Der türkische Außenminister Mevlüt Cavusoglu droht: "Keiner von euch kann uns daran hindern. Wir können überall hingehen, wo wir wollen, unsere Bürger treffen, unsere Treffen abhalten." Mit "euch" meint er wohl die Europäer im Allgemeinen und die Bundesrepublik im Besonderen. Ich glaube kaum, dass er das wirklich ernst meint, denn mit so einer Arroganz wäre man im diplomatischen Geschäft völlig fehl am Platze. Falls doch, wäre es ein Anzeichen für fortschreitenden Realitätsverlust. Auch Präsident Erdogan droht: "Sie lassen unseren Justizminister nicht zu Wort kommen. Sie lassen unseren Wirtschaftsminister nicht zu Wort kommen." Die Verantwortlichen müssten wegen "Beihilfe zum Terror vor Gericht kommen. Das liegt so offen auf der Hand." Dem Bürgermeister von Gaggenau ist vorerst von einer Türkei-Reise abzuraten, er könnte sich mit Deniz Yücel in einer Gefängniszelle wiederfinden. Vorwurf: Terrorverdacht!
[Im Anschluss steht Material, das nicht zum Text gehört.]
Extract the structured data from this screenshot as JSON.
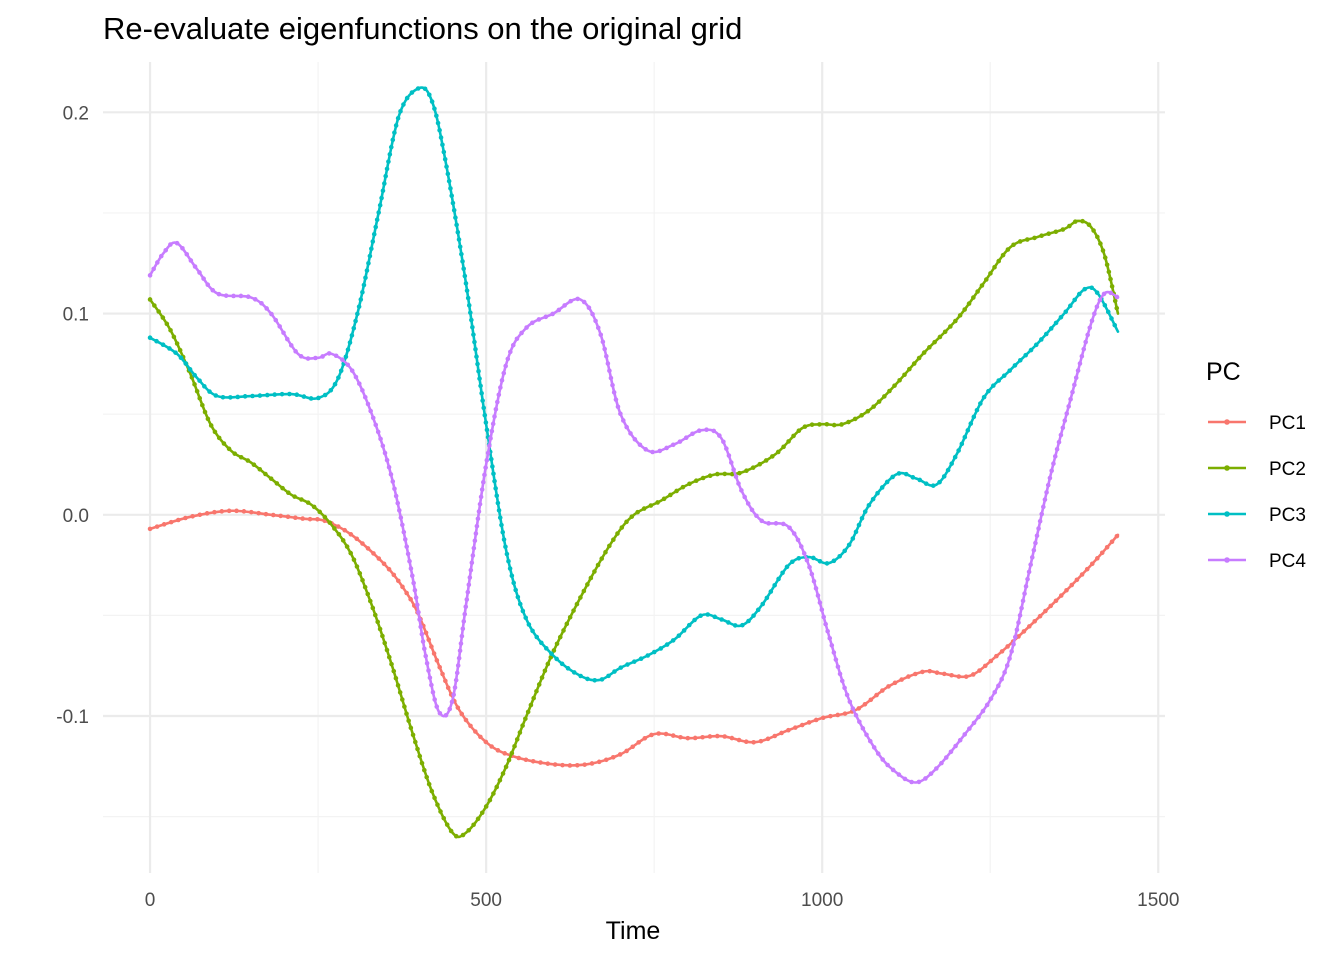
{
  "chart_data": {
    "type": "line",
    "title": "Re-evaluate eigenfunctions on the original grid",
    "xlabel": "Time",
    "ylabel": "",
    "xlim": [
      -70,
      1510
    ],
    "ylim": [
      -0.178,
      0.225
    ],
    "x_ticks": [
      0,
      500,
      1000,
      1500
    ],
    "x_tick_labels": [
      "0",
      "500",
      "1000",
      "1500"
    ],
    "y_ticks": [
      -0.1,
      0.0,
      0.1,
      0.2
    ],
    "y_tick_labels": [
      "-0.1",
      "0.0",
      "0.1",
      "0.2"
    ],
    "x_minor_ticks": [
      250,
      750,
      1250
    ],
    "y_minor_ticks": [
      -0.15,
      -0.05,
      0.05,
      0.15
    ],
    "grid": true,
    "legend": {
      "title": "PC",
      "position": "right"
    },
    "series": [
      {
        "name": "PC1",
        "color": "#F8766D",
        "x": [
          0,
          60,
          120,
          180,
          230,
          260,
          300,
          350,
          380,
          400,
          430,
          460,
          500,
          540,
          600,
          650,
          700,
          750,
          800,
          850,
          900,
          950,
          1000,
          1050,
          1100,
          1150,
          1180,
          1220,
          1260,
          1300,
          1350,
          1400,
          1440
        ],
        "y": [
          -0.007,
          -0.001,
          0.002,
          0.0,
          -0.002,
          -0.003,
          -0.01,
          -0.025,
          -0.038,
          -0.05,
          -0.075,
          -0.097,
          -0.113,
          -0.12,
          -0.124,
          -0.124,
          -0.119,
          -0.109,
          -0.111,
          -0.11,
          -0.113,
          -0.107,
          -0.101,
          -0.097,
          -0.085,
          -0.078,
          -0.079,
          -0.08,
          -0.07,
          -0.058,
          -0.042,
          -0.025,
          -0.01
        ]
      },
      {
        "name": "PC2",
        "color": "#7CAE00",
        "x": [
          0,
          30,
          60,
          90,
          120,
          150,
          180,
          210,
          240,
          270,
          300,
          330,
          360,
          390,
          420,
          450,
          470,
          500,
          530,
          560,
          600,
          650,
          690,
          720,
          760,
          800,
          840,
          880,
          930,
          970,
          1000,
          1030,
          1070,
          1110,
          1150,
          1200,
          1240,
          1280,
          1320,
          1360,
          1380,
          1400,
          1420,
          1440
        ],
        "y": [
          0.107,
          0.092,
          0.07,
          0.045,
          0.032,
          0.026,
          0.018,
          0.01,
          0.005,
          -0.005,
          -0.02,
          -0.045,
          -0.075,
          -0.108,
          -0.138,
          -0.158,
          -0.158,
          -0.145,
          -0.125,
          -0.1,
          -0.068,
          -0.035,
          -0.012,
          0.0,
          0.007,
          0.015,
          0.02,
          0.021,
          0.03,
          0.043,
          0.045,
          0.045,
          0.052,
          0.065,
          0.08,
          0.097,
          0.115,
          0.133,
          0.138,
          0.142,
          0.146,
          0.143,
          0.129,
          0.1
        ]
      },
      {
        "name": "PC3",
        "color": "#00BFC4",
        "x": [
          0,
          40,
          70,
          100,
          150,
          210,
          250,
          280,
          310,
          340,
          370,
          400,
          420,
          440,
          470,
          500,
          530,
          560,
          600,
          640,
          670,
          700,
          740,
          780,
          820,
          850,
          880,
          910,
          950,
          980,
          1010,
          1040,
          1070,
          1110,
          1140,
          1170,
          1200,
          1240,
          1280,
          1320,
          1360,
          1390,
          1410,
          1440
        ],
        "y": [
          0.088,
          0.08,
          0.068,
          0.059,
          0.059,
          0.06,
          0.058,
          0.068,
          0.102,
          0.15,
          0.198,
          0.212,
          0.205,
          0.175,
          0.115,
          0.045,
          -0.018,
          -0.052,
          -0.07,
          -0.08,
          -0.082,
          -0.076,
          -0.07,
          -0.062,
          -0.05,
          -0.052,
          -0.055,
          -0.045,
          -0.025,
          -0.021,
          -0.024,
          -0.015,
          0.005,
          0.02,
          0.018,
          0.015,
          0.03,
          0.058,
          0.072,
          0.085,
          0.1,
          0.112,
          0.11,
          0.091
        ]
      },
      {
        "name": "PC4",
        "color": "#C77CFF",
        "x": [
          0,
          20,
          40,
          70,
          100,
          150,
          180,
          220,
          250,
          270,
          300,
          330,
          360,
          390,
          410,
          430,
          450,
          470,
          500,
          530,
          560,
          600,
          640,
          670,
          700,
          740,
          780,
          820,
          850,
          880,
          910,
          950,
          980,
          1010,
          1040,
          1080,
          1110,
          1140,
          1170,
          1210,
          1250,
          1280,
          1310,
          1340,
          1370,
          1400,
          1420,
          1440
        ],
        "y": [
          0.119,
          0.13,
          0.135,
          0.122,
          0.11,
          0.108,
          0.1,
          0.08,
          0.078,
          0.08,
          0.072,
          0.05,
          0.018,
          -0.03,
          -0.07,
          -0.098,
          -0.092,
          -0.045,
          0.025,
          0.075,
          0.093,
          0.1,
          0.107,
          0.09,
          0.05,
          0.032,
          0.035,
          0.042,
          0.038,
          0.012,
          -0.003,
          -0.006,
          -0.025,
          -0.06,
          -0.092,
          -0.117,
          -0.128,
          -0.133,
          -0.126,
          -0.11,
          -0.092,
          -0.07,
          -0.025,
          0.02,
          0.058,
          0.095,
          0.11,
          0.108
        ]
      }
    ]
  }
}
So weit ist es gekommen.

Die eigentliche Frage ist jedoch, warum die Bundesregierung so ängstlich auf diese Provokationen reagiert und es bislang den Kommunen überlässt, türkische Wahlkampfveranstaltungen zu verhindern. Merkel duckt sich weg, Gabriel praktiziert Appeasement. Der Vorschlag des österreichischen Bundeskanzlers Christian Kern, Wahlkampfauftritte türkischer Politiker EU-weit zu verbieten, ist m.E. vernünftig.
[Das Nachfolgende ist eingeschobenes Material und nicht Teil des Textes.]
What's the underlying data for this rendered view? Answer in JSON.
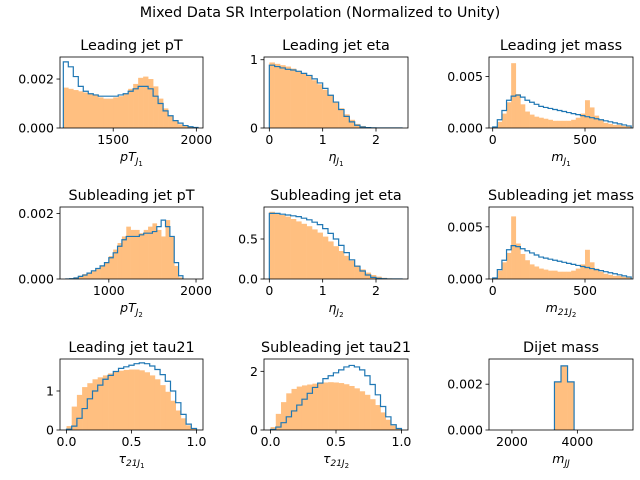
{
  "suptitle": "Mixed Data SR Interpolation (Normalized to Unity)",
  "colors": {
    "filled": "#ffbf80",
    "step": "#1f77b4"
  },
  "chart_data": [
    {
      "type": "histogram",
      "title": "Leading jet pT",
      "xlabel": {
        "base": "pT",
        "sub": "J",
        "subsub": "1"
      },
      "xlim": [
        1180,
        2040
      ],
      "ylim": [
        0,
        0.0029
      ],
      "xticks": [
        1500,
        2000
      ],
      "yticks": [
        0,
        0.002
      ],
      "ytick_labels": [
        "0.000",
        "0.002"
      ],
      "bin_edges": [
        1200,
        1230,
        1260,
        1290,
        1320,
        1350,
        1380,
        1410,
        1440,
        1470,
        1500,
        1530,
        1560,
        1590,
        1620,
        1650,
        1680,
        1710,
        1740,
        1770,
        1800,
        1830,
        1860,
        1890,
        1920,
        1950,
        1980,
        2010
      ],
      "filled": [
        0.00165,
        0.0016,
        0.00155,
        0.0015,
        0.00145,
        0.0014,
        0.00135,
        0.00125,
        0.0012,
        0.0012,
        0.00125,
        0.0013,
        0.0014,
        0.0016,
        0.0018,
        0.00205,
        0.0021,
        0.002,
        0.0017,
        0.0012,
        0.0008,
        0.0005,
        0.0003,
        0.00015,
        8e-05,
        4e-05,
        2e-05
      ],
      "step": [
        0.0027,
        0.0025,
        0.0021,
        0.0017,
        0.0015,
        0.0014,
        0.00135,
        0.0013,
        0.0013,
        0.0013,
        0.0013,
        0.00135,
        0.0014,
        0.0015,
        0.0016,
        0.0017,
        0.0017,
        0.0016,
        0.0013,
        0.001,
        0.0007,
        0.0005,
        0.0003,
        0.0002,
        0.0001,
        5e-05,
        2e-05
      ]
    },
    {
      "type": "histogram",
      "title": "Leading jet eta",
      "xlabel": {
        "base": "η",
        "sub": "J",
        "subsub": "1"
      },
      "xlim": [
        -0.1,
        2.6
      ],
      "ylim": [
        0,
        1.04
      ],
      "xticks": [
        0,
        1,
        2
      ],
      "yticks": [
        0,
        1
      ],
      "ytick_labels": [
        "0",
        "1"
      ],
      "bin_edges": [
        0,
        0.1,
        0.2,
        0.3,
        0.4,
        0.5,
        0.6,
        0.7,
        0.8,
        0.9,
        1.0,
        1.1,
        1.2,
        1.3,
        1.4,
        1.5,
        1.6,
        1.7,
        1.8,
        1.9,
        2.0,
        2.1,
        2.2,
        2.3,
        2.4,
        2.5
      ],
      "filled": [
        0.96,
        0.94,
        0.92,
        0.9,
        0.87,
        0.84,
        0.8,
        0.76,
        0.7,
        0.64,
        0.56,
        0.48,
        0.38,
        0.29,
        0.2,
        0.12,
        0.06,
        0.03,
        0.015,
        0.008,
        0.004,
        0.002,
        0.001,
        0.0005,
        0.0002
      ],
      "step": [
        0.92,
        0.9,
        0.88,
        0.86,
        0.85,
        0.83,
        0.8,
        0.77,
        0.72,
        0.66,
        0.58,
        0.48,
        0.38,
        0.27,
        0.17,
        0.09,
        0.04,
        0.015,
        0.006,
        0.003,
        0.001,
        0.0005,
        0.0002,
        0.0001,
        0.0
      ]
    },
    {
      "type": "histogram",
      "title": "Leading jet mass",
      "xlabel": {
        "base": "m",
        "sub": "J",
        "subsub": "1"
      },
      "xlim": [
        -20,
        760
      ],
      "ylim": [
        0,
        0.0069
      ],
      "xticks": [
        0,
        500
      ],
      "yticks": [
        0,
        0.005
      ],
      "ytick_labels": [
        "0.000",
        "0.005"
      ],
      "bin_edges": [
        0,
        25,
        50,
        75,
        100,
        125,
        150,
        175,
        200,
        225,
        250,
        275,
        300,
        325,
        350,
        375,
        400,
        425,
        450,
        475,
        500,
        525,
        550,
        575,
        600,
        625,
        650,
        675,
        700,
        725,
        750
      ],
      "filled": [
        0.0001,
        0.0006,
        0.0014,
        0.0025,
        0.0063,
        0.0033,
        0.0023,
        0.0016,
        0.0013,
        0.0011,
        0.001,
        0.0009,
        0.0008,
        0.0007,
        0.0007,
        0.0007,
        0.0007,
        0.0008,
        0.001,
        0.0014,
        0.0027,
        0.002,
        0.0012,
        0.0008,
        0.0005,
        0.0004,
        0.0003,
        0.0003,
        0.0002,
        0.0002
      ],
      "step": [
        0.0001,
        0.0008,
        0.0017,
        0.0027,
        0.0031,
        0.0032,
        0.003,
        0.0027,
        0.0025,
        0.0023,
        0.0021,
        0.002,
        0.0019,
        0.0018,
        0.0017,
        0.0016,
        0.0015,
        0.0014,
        0.0013,
        0.0012,
        0.0011,
        0.001,
        0.0009,
        0.0008,
        0.0007,
        0.0006,
        0.0005,
        0.0004,
        0.0003,
        0.0002
      ]
    },
    {
      "type": "histogram",
      "title": "Subleading jet pT",
      "xlabel": {
        "base": "pT",
        "sub": "J",
        "subsub": "2"
      },
      "xlim": [
        440,
        2080
      ],
      "ylim": [
        0,
        0.0022
      ],
      "xticks": [
        1000,
        2000
      ],
      "yticks": [
        0,
        0.002
      ],
      "ytick_labels": [
        "0.000",
        "0.002"
      ],
      "bin_edges": [
        500,
        550,
        600,
        650,
        700,
        750,
        800,
        850,
        900,
        950,
        1000,
        1050,
        1100,
        1150,
        1200,
        1250,
        1300,
        1350,
        1400,
        1450,
        1500,
        1550,
        1600,
        1650,
        1700,
        1750,
        1800,
        1850
      ],
      "filled": [
        0.0,
        2e-05,
        5e-05,
        0.0001,
        0.00015,
        0.0002,
        0.00025,
        0.0003,
        0.0004,
        0.0005,
        0.0007,
        0.0009,
        0.0011,
        0.0013,
        0.0016,
        0.0015,
        0.0015,
        0.0014,
        0.0015,
        0.0016,
        0.0017,
        0.0015,
        0.0013,
        0.0018,
        0.0013,
        0.0004,
        5e-05
      ],
      "step": [
        0.0,
        1e-05,
        3e-05,
        8e-05,
        0.00012,
        0.00018,
        0.00025,
        0.00032,
        0.0004,
        0.0005,
        0.00065,
        0.0008,
        0.001,
        0.0012,
        0.0013,
        0.0013,
        0.0013,
        0.00135,
        0.0014,
        0.0014,
        0.00145,
        0.0016,
        0.0018,
        0.0016,
        0.0013,
        0.0005,
        0.0001
      ]
    },
    {
      "type": "histogram",
      "title": "Subleading jet eta",
      "xlabel": {
        "base": "η",
        "sub": "J",
        "subsub": "2"
      },
      "xlim": [
        -0.1,
        2.6
      ],
      "ylim": [
        0,
        0.9
      ],
      "xticks": [
        0,
        1,
        2
      ],
      "yticks": [
        0,
        0.5
      ],
      "ytick_labels": [
        "0.0",
        "0.5"
      ],
      "bin_edges": [
        0,
        0.1,
        0.2,
        0.3,
        0.4,
        0.5,
        0.6,
        0.7,
        0.8,
        0.9,
        1.0,
        1.1,
        1.2,
        1.3,
        1.4,
        1.5,
        1.6,
        1.7,
        1.8,
        1.9,
        2.0,
        2.1,
        2.2,
        2.3,
        2.4,
        2.5
      ],
      "filled": [
        0.84,
        0.82,
        0.8,
        0.78,
        0.75,
        0.72,
        0.69,
        0.66,
        0.62,
        0.58,
        0.53,
        0.47,
        0.41,
        0.35,
        0.29,
        0.23,
        0.17,
        0.12,
        0.08,
        0.05,
        0.03,
        0.015,
        0.008,
        0.004,
        0.002
      ],
      "step": [
        0.82,
        0.82,
        0.81,
        0.8,
        0.79,
        0.78,
        0.76,
        0.74,
        0.71,
        0.68,
        0.63,
        0.57,
        0.5,
        0.42,
        0.33,
        0.24,
        0.16,
        0.1,
        0.05,
        0.02,
        0.008,
        0.003,
        0.001,
        0.0005,
        0.0
      ]
    },
    {
      "type": "histogram",
      "title": "Subleading jet mass",
      "xlabel": {
        "base": "m",
        "sub": "21J",
        "subsub": "2"
      },
      "xlim": [
        -20,
        760
      ],
      "ylim": [
        0,
        0.0069
      ],
      "xticks": [
        0,
        500
      ],
      "yticks": [
        0,
        0.005
      ],
      "ytick_labels": [
        "0.000",
        "0.005"
      ],
      "bin_edges": [
        0,
        25,
        50,
        75,
        100,
        125,
        150,
        175,
        200,
        225,
        250,
        275,
        300,
        325,
        350,
        375,
        400,
        425,
        450,
        475,
        500,
        525,
        550,
        575,
        600,
        625,
        650,
        675,
        700,
        725,
        750
      ],
      "filled": [
        0.0001,
        0.0008,
        0.0016,
        0.0025,
        0.006,
        0.0034,
        0.0024,
        0.0018,
        0.0014,
        0.0012,
        0.001,
        0.0009,
        0.0008,
        0.0008,
        0.0007,
        0.0007,
        0.0007,
        0.0008,
        0.001,
        0.0014,
        0.0028,
        0.0016,
        0.001,
        0.0007,
        0.0005,
        0.0004,
        0.0003,
        0.0003,
        0.0002,
        0.0002
      ],
      "step": [
        0.0001,
        0.0009,
        0.0018,
        0.0028,
        0.0032,
        0.0031,
        0.0029,
        0.0027,
        0.0025,
        0.0023,
        0.0021,
        0.002,
        0.0019,
        0.0018,
        0.0017,
        0.0016,
        0.0015,
        0.0014,
        0.0013,
        0.0012,
        0.0011,
        0.001,
        0.0009,
        0.0008,
        0.0007,
        0.0006,
        0.0005,
        0.0004,
        0.0003,
        0.0002
      ]
    },
    {
      "type": "histogram",
      "title": "Leading jet tau21",
      "xlabel": {
        "base": "τ",
        "sub": "21J",
        "subsub": "1"
      },
      "xlim": [
        -0.05,
        1.05
      ],
      "ylim": [
        0,
        1.82
      ],
      "xticks": [
        0,
        0.5,
        1
      ],
      "xtick_labels": [
        "0.0",
        "0.5",
        "1.0"
      ],
      "yticks": [
        0,
        1
      ],
      "ytick_labels": [
        "0",
        "1"
      ],
      "bin_edges": [
        0,
        0.04,
        0.08,
        0.12,
        0.16,
        0.2,
        0.24,
        0.28,
        0.32,
        0.36,
        0.4,
        0.44,
        0.48,
        0.52,
        0.56,
        0.6,
        0.64,
        0.68,
        0.72,
        0.76,
        0.8,
        0.84,
        0.88,
        0.92,
        0.96,
        1.0
      ],
      "filled": [
        0.1,
        0.6,
        0.9,
        1.1,
        1.2,
        1.3,
        1.35,
        1.4,
        1.45,
        1.5,
        1.52,
        1.54,
        1.55,
        1.55,
        1.53,
        1.48,
        1.4,
        1.3,
        1.15,
        0.98,
        0.75,
        0.5,
        0.3,
        0.12,
        0.04
      ],
      "step": [
        0.02,
        0.1,
        0.3,
        0.55,
        0.8,
        1.0,
        1.15,
        1.3,
        1.4,
        1.5,
        1.58,
        1.62,
        1.66,
        1.7,
        1.72,
        1.7,
        1.64,
        1.55,
        1.42,
        1.25,
        1.0,
        0.7,
        0.4,
        0.15,
        0.04
      ]
    },
    {
      "type": "histogram",
      "title": "Subleading jet tau21",
      "xlabel": {
        "base": "τ",
        "sub": "21J",
        "subsub": "2"
      },
      "xlim": [
        -0.05,
        1.05
      ],
      "ylim": [
        0,
        2.42
      ],
      "xticks": [
        0,
        0.5,
        1
      ],
      "xtick_labels": [
        "0.0",
        "0.5",
        "1.0"
      ],
      "yticks": [
        0,
        2
      ],
      "ytick_labels": [
        "0",
        "2"
      ],
      "bin_edges": [
        0,
        0.04,
        0.08,
        0.12,
        0.16,
        0.2,
        0.24,
        0.28,
        0.32,
        0.36,
        0.4,
        0.44,
        0.48,
        0.52,
        0.56,
        0.6,
        0.64,
        0.68,
        0.72,
        0.76,
        0.8,
        0.84,
        0.88,
        0.92,
        0.96,
        1.0
      ],
      "filled": [
        0.1,
        0.55,
        0.95,
        1.25,
        1.4,
        1.48,
        1.52,
        1.55,
        1.58,
        1.6,
        1.62,
        1.63,
        1.62,
        1.6,
        1.56,
        1.5,
        1.42,
        1.32,
        1.2,
        1.05,
        0.85,
        0.6,
        0.35,
        0.15,
        0.05
      ],
      "step": [
        0.02,
        0.1,
        0.25,
        0.45,
        0.65,
        0.85,
        1.05,
        1.25,
        1.45,
        1.6,
        1.75,
        1.85,
        1.95,
        2.05,
        2.15,
        2.2,
        2.15,
        2.05,
        1.85,
        1.55,
        1.2,
        0.8,
        0.45,
        0.18,
        0.05
      ]
    },
    {
      "type": "histogram",
      "title": "Dijet mass",
      "xlabel": {
        "base": "m",
        "sub": "JJ",
        "subsub": ""
      },
      "xlim": [
        1300,
        5700
      ],
      "ylim": [
        0,
        0.0031
      ],
      "xticks": [
        2000,
        4000
      ],
      "yticks": [
        0,
        0.002
      ],
      "ytick_labels": [
        "0.000",
        "0.002"
      ],
      "bin_edges": [
        3300,
        3500,
        3700,
        3900
      ],
      "filled": [
        0.0021,
        0.0028,
        0.0021
      ],
      "step": [
        0.0021,
        0.0028,
        0.0021
      ]
    }
  ]
}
Erdogan steuert sein Land konsequent in den Abgrund. Die Inflation beträgt dort momentan 10,13 Prozent - Folge des Verfalls der türkischen Lira. Im dritten Quartal 2016 ist die Wirtschaft im Vergleich zum Vorjahreszeitraum um 1,8 Prozent gesunken, die Investitionen stagnieren, die Ausgaben der Haushalte schrumpfen, im Außenhandel ist der Export von Waren und Dienstleistungen um 9,2 Prozent zurückgegangen, im Gegensatz dazu stiegen die Importe um 2,4 Prozent. Ich fürchte, die Türken werden bald merken, dass nationaler Überschwang nicht satt macht. Aber wir wissen auch aus eigener leidvoller Erfahrung, dass ein aufgehetztes Volk vieles erduldet, solange man ihm weismacht, andere wären an der selbstverursachten Misere schuld.